How Sad a Passage

COUNTESS "This young gentlewoman had a father,--O, that 'had'! how sad a passage 'tis!--whose skill was almost as great as his honesty; had it stretched so far, would have made nature immortal, and death should have play for lack of work." -Act I scene i, All's Well that Ends Well.

Monday, June 08, 2020

The Dropped Glove

Maybe it is all the time travel fiction I have been consuming lately, but it seems fated that the 2002 Globe clipping that affected the young traveler so has been saved all these years for this moment, so you could pull it out again while waiting for Nasser at Basha, as Thammer sleeps on.  And learn the author died at 90 in November 2017, just as you were in London, preparing for the draw and the Gatsby, oblivious to your own imponderable future.

Yet here we are with the wave of birthday wishes flooding in from Zambia.  The condo set to be listed.  The Old Triangle and Southern Cross still to be frequented. I enjoy the Arabic aspect of this decision, visions of Zanzibar in the future.  All coming together, links in the chain, none of which can be seen, until the immediate next is forged in place.
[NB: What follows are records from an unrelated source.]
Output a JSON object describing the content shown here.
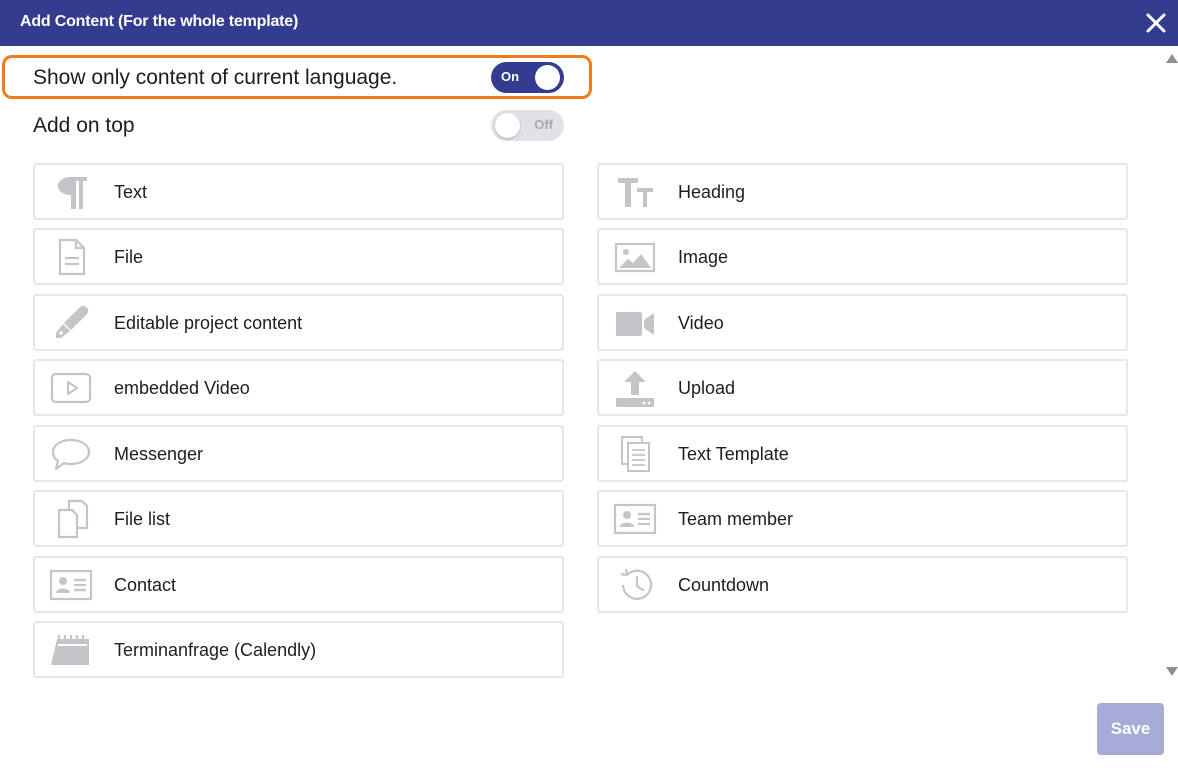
{
  "dialog": {
    "title": "Add Content (For the whole template)",
    "close_icon": "close-icon"
  },
  "toggles": {
    "language": {
      "label": "Show only content of current language.",
      "state": "On"
    },
    "on_top": {
      "label": "Add on top",
      "state": "Off"
    }
  },
  "items_left": [
    {
      "label": "Text",
      "icon": "paragraph-icon"
    },
    {
      "label": "File",
      "icon": "file-icon"
    },
    {
      "label": "Editable project content",
      "icon": "pen-icon"
    },
    {
      "label": "embedded Video",
      "icon": "play-box-icon"
    },
    {
      "label": "Messenger",
      "icon": "speech-bubble-icon"
    },
    {
      "label": "File list",
      "icon": "files-icon"
    },
    {
      "label": "Contact",
      "icon": "contact-card-icon"
    },
    {
      "label": "Terminanfrage (Calendly)",
      "icon": "calendar-icon"
    }
  ],
  "items_right": [
    {
      "label": "Heading",
      "icon": "text-size-icon"
    },
    {
      "label": "Image",
      "icon": "image-icon"
    },
    {
      "label": "Video",
      "icon": "video-camera-icon"
    },
    {
      "label": "Upload",
      "icon": "upload-icon"
    },
    {
      "label": "Text Template",
      "icon": "documents-icon"
    },
    {
      "label": "Team member",
      "icon": "id-card-icon"
    },
    {
      "label": "Countdown",
      "icon": "history-icon"
    }
  ],
  "footer": {
    "save_label": "Save"
  },
  "colors": {
    "header": "#343c8f",
    "highlight": "#f27c1c",
    "save_disabled": "#a7abd7",
    "icon_gray": "#c4c4c9"
  }
}
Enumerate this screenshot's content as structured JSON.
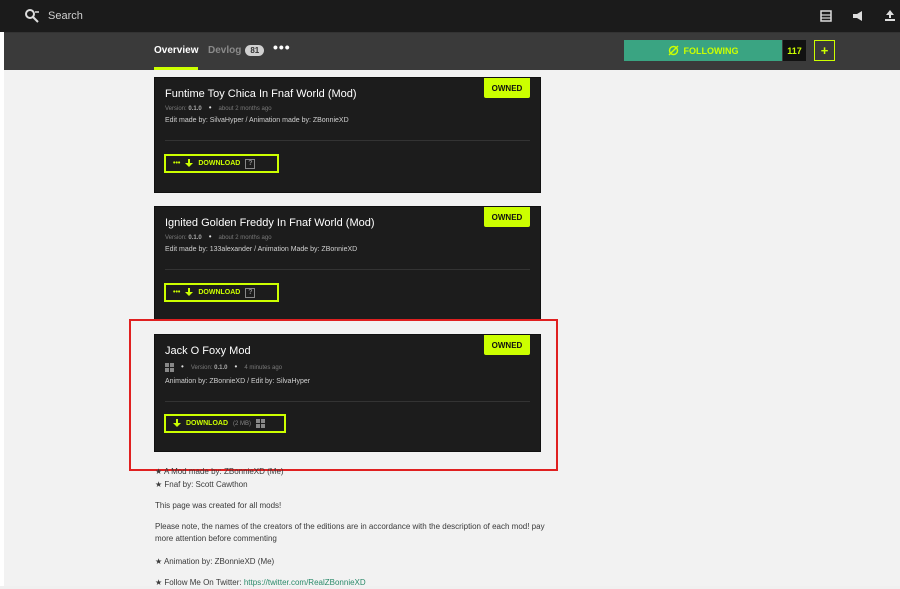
{
  "topbar": {
    "search_label": "Search"
  },
  "subnav": {
    "tabs": [
      {
        "label": "Overview"
      },
      {
        "label": "Devlog",
        "badge": "81"
      }
    ],
    "more_label": "•••",
    "follow_label": "FOLLOWING",
    "follow_count": "117",
    "plus_label": "+"
  },
  "uploads": [
    {
      "title": "Funtime Toy Chica In Fnaf World (Mod)",
      "version_label": "Version:",
      "version": "0.1.0",
      "time": "about 2 months ago",
      "credits": "Edit made by: SilvaHyper / Animation made by: ZBonnieXD",
      "owned_label": "OWNED",
      "button_label": "DOWNLOAD"
    },
    {
      "title": "Ignited Golden Freddy In Fnaf World (Mod)",
      "version_label": "Version:",
      "version": "0.1.0",
      "time": "about 2 months ago",
      "credits": "Edit made by: 133alexander / Animation Made by: ZBonnieXD",
      "owned_label": "OWNED",
      "button_label": "DOWNLOAD"
    },
    {
      "title": "Jack O Foxy Mod",
      "version_label": "Version:",
      "version": "0.1.0",
      "time": "4 minutes ago",
      "credits": "Animation by: ZBonnieXD / Edit by: SilvaHyper",
      "owned_label": "OWNED",
      "button_label": "DOWNLOAD",
      "file_size": "(2 MB)"
    }
  ],
  "description": {
    "line1": "★ A Mod made by: ZBonnieXD (Me)",
    "line2": "★ Fnaf by: Scott Cawthon",
    "line3": "This page was created for all mods!",
    "line4": "Please note, the names of the creators of the editions are in accordance with the description of each mod! pay more attention before commenting",
    "line5": "★ Animation by: ZBonnieXD (Me)",
    "line6_prefix": "★ Follow Me On Twitter:",
    "line6_link": "https://twitter.com/RealZBonnieXD"
  },
  "colors": {
    "accent": "#ccff00",
    "follow_bg": "#3aa482",
    "highlight": "#e02020",
    "card_bg": "#1c1c1c"
  }
}
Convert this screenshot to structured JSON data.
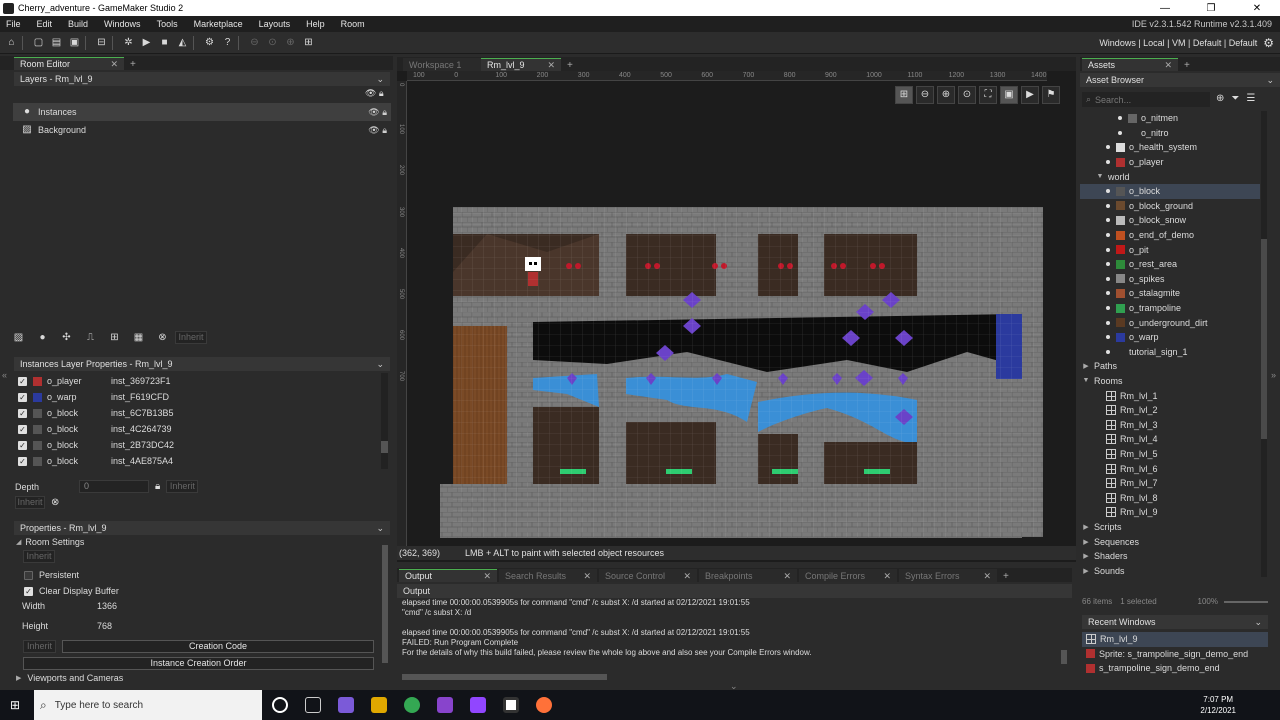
{
  "window": {
    "title": "Cherry_adventure - GameMaker Studio 2",
    "minimize": "—",
    "maximize": "❐",
    "close": "✕"
  },
  "menu": {
    "items": [
      "File",
      "Edit",
      "Build",
      "Windows",
      "Tools",
      "Marketplace",
      "Layouts",
      "Help",
      "Room"
    ],
    "version": "IDE v2.3.1.542  Runtime v2.3.1.409"
  },
  "toolbar": {
    "targets": "Windows | Local | VM | Default | Default"
  },
  "room_editor": {
    "tab": "Room Editor",
    "layers_header": "Layers - Rm_lvl_9",
    "layers": [
      {
        "name": "Instances",
        "icon": "instances-icon"
      },
      {
        "name": "Background",
        "icon": "background-icon"
      }
    ],
    "layer_tools_inherit": "Inherit",
    "instances_header": "Instances Layer Properties - Rm_lvl_9",
    "instances": [
      {
        "object": "o_player",
        "id": "inst_369723F1",
        "color": "#b03030"
      },
      {
        "object": "o_warp",
        "id": "inst_F619CFD",
        "color": "#2b3a9e"
      },
      {
        "object": "o_block",
        "id": "inst_6C7B13B5",
        "color": "#555555"
      },
      {
        "object": "o_block",
        "id": "inst_4C264739",
        "color": "#555555"
      },
      {
        "object": "o_block",
        "id": "inst_2B73DC42",
        "color": "#555555"
      },
      {
        "object": "o_block",
        "id": "inst_4AE875A4",
        "color": "#555555"
      }
    ],
    "depth_label": "Depth",
    "depth_value": "0",
    "inherit": "Inherit",
    "properties_header": "Properties - Rm_lvl_9",
    "room_settings": "Room Settings",
    "persistent": "Persistent",
    "clear_display_buffer": "Clear Display Buffer",
    "width_label": "Width",
    "width_value": "1366",
    "height_label": "Height",
    "height_value": "768",
    "creation_code": "Creation Code",
    "instance_creation_order": "Instance Creation Order",
    "viewports": "Viewports and Cameras"
  },
  "workspace": {
    "tabs": [
      {
        "label": "Workspace 1",
        "active": false
      },
      {
        "label": "Rm_lvl_9",
        "active": true
      }
    ],
    "ruler_h": [
      "100",
      "0",
      "100",
      "200",
      "300",
      "400",
      "500",
      "600",
      "700",
      "800",
      "900",
      "1000",
      "1100",
      "1200",
      "1300",
      "1400"
    ],
    "ruler_v": [
      "0",
      "100",
      "200",
      "300",
      "400",
      "500",
      "600",
      "700"
    ],
    "coords": "(362, 369)",
    "hint": "LMB + ALT to paint with selected object resources"
  },
  "output": {
    "tabs": [
      "Output",
      "Search Results",
      "Source Control",
      "Breakpoints",
      "Compile Errors",
      "Syntax Errors"
    ],
    "header": "Output",
    "lines": [
      "elapsed time 00:00:00.0539905s for command \"cmd\" /c subst X: /d started at 02/12/2021 19:01:55",
      "\"cmd\" /c subst X: /d",
      "",
      "elapsed time 00:00:00.0539905s for command \"cmd\" /c subst X: /d started at 02/12/2021 19:01:55",
      "FAILED: Run Program Complete",
      "For the details of why this build failed, please review the whole log above and also see your Compile Errors window."
    ]
  },
  "assets": {
    "tab": "Assets",
    "browser": "Asset Browser",
    "search_placeholder": "Search...",
    "tree": [
      {
        "label": "o_nitmen",
        "indent": 2,
        "kind": "obj",
        "color": "#666"
      },
      {
        "label": "o_nitro",
        "indent": 2,
        "kind": "obj",
        "color": ""
      },
      {
        "label": "o_health_system",
        "indent": 1,
        "kind": "obj",
        "color": "#ddd"
      },
      {
        "label": "o_player",
        "indent": 1,
        "kind": "obj",
        "color": "#b03030"
      },
      {
        "label": "world",
        "indent": 0,
        "kind": "folder",
        "color": ""
      },
      {
        "label": "o_block",
        "indent": 1,
        "kind": "obj",
        "color": "#555",
        "selected": true
      },
      {
        "label": "o_block_ground",
        "indent": 1,
        "kind": "obj",
        "color": "#6b4a2e"
      },
      {
        "label": "o_block_snow",
        "indent": 1,
        "kind": "obj",
        "color": "#bbb"
      },
      {
        "label": "o_end_of_demo",
        "indent": 1,
        "kind": "obj",
        "color": "#c05020"
      },
      {
        "label": "o_pit",
        "indent": 1,
        "kind": "obj",
        "color": "#c01818"
      },
      {
        "label": "o_rest_area",
        "indent": 1,
        "kind": "obj",
        "color": "#2e8b3a"
      },
      {
        "label": "o_spikes",
        "indent": 1,
        "kind": "obj",
        "color": "#888"
      },
      {
        "label": "o_stalagmite",
        "indent": 1,
        "kind": "obj",
        "color": "#a05030"
      },
      {
        "label": "o_trampoline",
        "indent": 1,
        "kind": "obj",
        "color": "#30a050"
      },
      {
        "label": "o_underground_dirt",
        "indent": 1,
        "kind": "obj",
        "color": "#5a3a22"
      },
      {
        "label": "o_warp",
        "indent": 1,
        "kind": "obj",
        "color": "#2b3a9e"
      },
      {
        "label": "tutorial_sign_1",
        "indent": 1,
        "kind": "obj",
        "color": ""
      },
      {
        "label": "Paths",
        "indent": -1,
        "kind": "group",
        "color": ""
      },
      {
        "label": "Rooms",
        "indent": -1,
        "kind": "group-open",
        "color": ""
      },
      {
        "label": "Rm_lvl_1",
        "indent": 1,
        "kind": "room",
        "color": ""
      },
      {
        "label": "Rm_lvl_2",
        "indent": 1,
        "kind": "room",
        "color": ""
      },
      {
        "label": "Rm_lvl_3",
        "indent": 1,
        "kind": "room",
        "color": ""
      },
      {
        "label": "Rm_lvl_4",
        "indent": 1,
        "kind": "room",
        "color": ""
      },
      {
        "label": "Rm_lvl_5",
        "indent": 1,
        "kind": "room",
        "color": ""
      },
      {
        "label": "Rm_lvl_6",
        "indent": 1,
        "kind": "room",
        "color": ""
      },
      {
        "label": "Rm_lvl_7",
        "indent": 1,
        "kind": "room",
        "color": ""
      },
      {
        "label": "Rm_lvl_8",
        "indent": 1,
        "kind": "room",
        "color": ""
      },
      {
        "label": "Rm_lvl_9",
        "indent": 1,
        "kind": "room",
        "color": ""
      },
      {
        "label": "Scripts",
        "indent": -1,
        "kind": "group",
        "color": ""
      },
      {
        "label": "Sequences",
        "indent": -1,
        "kind": "group",
        "color": ""
      },
      {
        "label": "Shaders",
        "indent": -1,
        "kind": "group",
        "color": ""
      },
      {
        "label": "Sounds",
        "indent": -1,
        "kind": "group",
        "color": ""
      }
    ],
    "count": "66 items",
    "selected_count": "1 selected",
    "zoom": "100%",
    "recent_header": "Recent Windows",
    "recent": [
      "Rm_lvl_9",
      "Sprite: s_trampoline_sign_demo_end",
      "s_trampoline_sign_demo_end"
    ]
  },
  "taskbar": {
    "search_placeholder": "Type here to search",
    "time": "7:07 PM",
    "date": "2/12/2021"
  }
}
Will Nasser arrive?  15 more minutes.  Then it is to find the right wine and Vodka before Guinness.  Ha, an unlikely sentence that makes perfect sense.  As all these attempts to plan always do.

I ordered your book, Mr. Coles.  The thought has cheered me, that one may despair at mistakes in selling stocks or poorly timed real estate ventures, but there are things far more important.  Infinitely so.  Keep the right perspective and do the necessary.

42 is a number all right.  Set things in motion that cannot be stopped.